Diutarakannya, masyarakat saat ini dalam menghadapi konflik dan permasalahan sering mengedepankan prinsip menang-menangan dan saling menghabisi. Padahal Indonesia memliki Pancasila dalam menghadapi masalah dan konflik yakni sila ke empat musyawarah untuk mencapai mufakat.
"Makanya  sangat  berpesan  terutama kepada generasi muda, kalian semua sudah hafal Pancasila bahkan di luar kepala tapi yang paling penting adalah pelaksanaannya dan dijadikan perilaku dalam kehidupan bermasyarakat, berbangsa dan bernegara. Jangan  hanya  hafal  Pancasila tapi tidak dipakai," katanya kepada sukabumiupdate.com, Selasa (1/11).

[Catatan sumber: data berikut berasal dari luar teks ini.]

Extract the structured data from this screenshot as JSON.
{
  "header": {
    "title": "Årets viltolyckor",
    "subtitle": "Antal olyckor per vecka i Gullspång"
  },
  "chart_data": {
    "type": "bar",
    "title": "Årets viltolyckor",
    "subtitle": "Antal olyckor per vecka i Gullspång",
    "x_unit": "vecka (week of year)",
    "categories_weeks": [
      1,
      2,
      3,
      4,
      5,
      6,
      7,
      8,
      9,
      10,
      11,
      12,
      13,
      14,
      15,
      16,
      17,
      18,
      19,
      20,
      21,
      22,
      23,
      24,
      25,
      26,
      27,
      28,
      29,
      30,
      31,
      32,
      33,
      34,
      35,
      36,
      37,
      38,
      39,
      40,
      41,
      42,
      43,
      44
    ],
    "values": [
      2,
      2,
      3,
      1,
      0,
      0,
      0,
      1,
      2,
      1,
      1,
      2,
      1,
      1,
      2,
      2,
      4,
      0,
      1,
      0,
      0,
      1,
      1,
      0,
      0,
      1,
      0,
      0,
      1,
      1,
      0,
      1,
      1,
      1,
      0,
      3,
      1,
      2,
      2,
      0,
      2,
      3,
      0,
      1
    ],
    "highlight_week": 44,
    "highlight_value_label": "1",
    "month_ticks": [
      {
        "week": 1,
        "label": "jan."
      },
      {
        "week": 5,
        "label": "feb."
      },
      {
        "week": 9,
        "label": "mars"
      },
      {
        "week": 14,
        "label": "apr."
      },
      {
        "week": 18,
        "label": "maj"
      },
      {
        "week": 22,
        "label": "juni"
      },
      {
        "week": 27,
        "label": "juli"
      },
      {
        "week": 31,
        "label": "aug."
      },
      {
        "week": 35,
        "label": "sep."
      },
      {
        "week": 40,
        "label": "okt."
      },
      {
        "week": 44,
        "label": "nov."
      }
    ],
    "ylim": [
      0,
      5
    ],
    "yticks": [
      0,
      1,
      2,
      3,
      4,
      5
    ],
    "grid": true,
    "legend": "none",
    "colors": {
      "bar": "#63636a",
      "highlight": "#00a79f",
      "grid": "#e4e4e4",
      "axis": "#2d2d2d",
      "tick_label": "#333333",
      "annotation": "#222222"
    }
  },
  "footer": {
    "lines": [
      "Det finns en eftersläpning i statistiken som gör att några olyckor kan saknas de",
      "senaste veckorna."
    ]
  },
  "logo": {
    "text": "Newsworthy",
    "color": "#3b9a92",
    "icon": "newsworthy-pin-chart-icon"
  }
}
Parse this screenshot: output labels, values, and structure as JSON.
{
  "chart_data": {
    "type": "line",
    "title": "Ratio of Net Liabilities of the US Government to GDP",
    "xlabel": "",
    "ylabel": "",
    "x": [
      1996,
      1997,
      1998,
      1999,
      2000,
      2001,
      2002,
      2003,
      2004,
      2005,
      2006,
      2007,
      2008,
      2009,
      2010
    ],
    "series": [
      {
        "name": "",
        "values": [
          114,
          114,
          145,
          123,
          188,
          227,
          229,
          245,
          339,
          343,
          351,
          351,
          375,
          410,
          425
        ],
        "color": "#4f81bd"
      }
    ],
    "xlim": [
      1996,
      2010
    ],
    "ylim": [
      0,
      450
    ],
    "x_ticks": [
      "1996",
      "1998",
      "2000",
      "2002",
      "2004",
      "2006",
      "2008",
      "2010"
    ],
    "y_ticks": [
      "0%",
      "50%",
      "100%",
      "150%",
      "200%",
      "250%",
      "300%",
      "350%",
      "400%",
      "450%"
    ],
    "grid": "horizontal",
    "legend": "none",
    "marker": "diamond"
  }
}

Tapi, lanjut Zulkifli, memang  semua itu butuh keteladanan. Dan keteladanan itu datang  dari elit dan pejabat negara seperti para Menteri, Kepala Daerah dan lainnya. Mereka mengimplementasikan Pancasila dalam segala kebijakan yang menyangkut kepentingan masyarakat  dan semuanya bersumber serta bertujuan  untuk kesejahteraan rakyat secara menyeluruh tanpa mengutamakan kepentingan pribadi dan golongan.
Melihat prinsip keteladanan, jika ada kepala daerah  yang masih mengeluarkan pernyataan atau memiliki cara berkomunikasi yang malah menimbulkan konflik, itu artinya tidak Pancasilais.
Generasi muda, menurut  Zulkifli, harus memulai membiasakan diri secara bertahap mengamalkan  Pancasila  seutuhnya dalam kehidupan sehari-hari, sehingga diharapkan akan terbiasa dan akan terbentuk karakter bangsa yang kuat.
"Sangat penting peran perguruan tinggi sebagai tempat bagi mahasiswa dan generasi muda bangsa membangun nilai-nilai luhur ke Indonesiaan, serta membangun wawasan kebangsaan secara utuh," pungkasnya.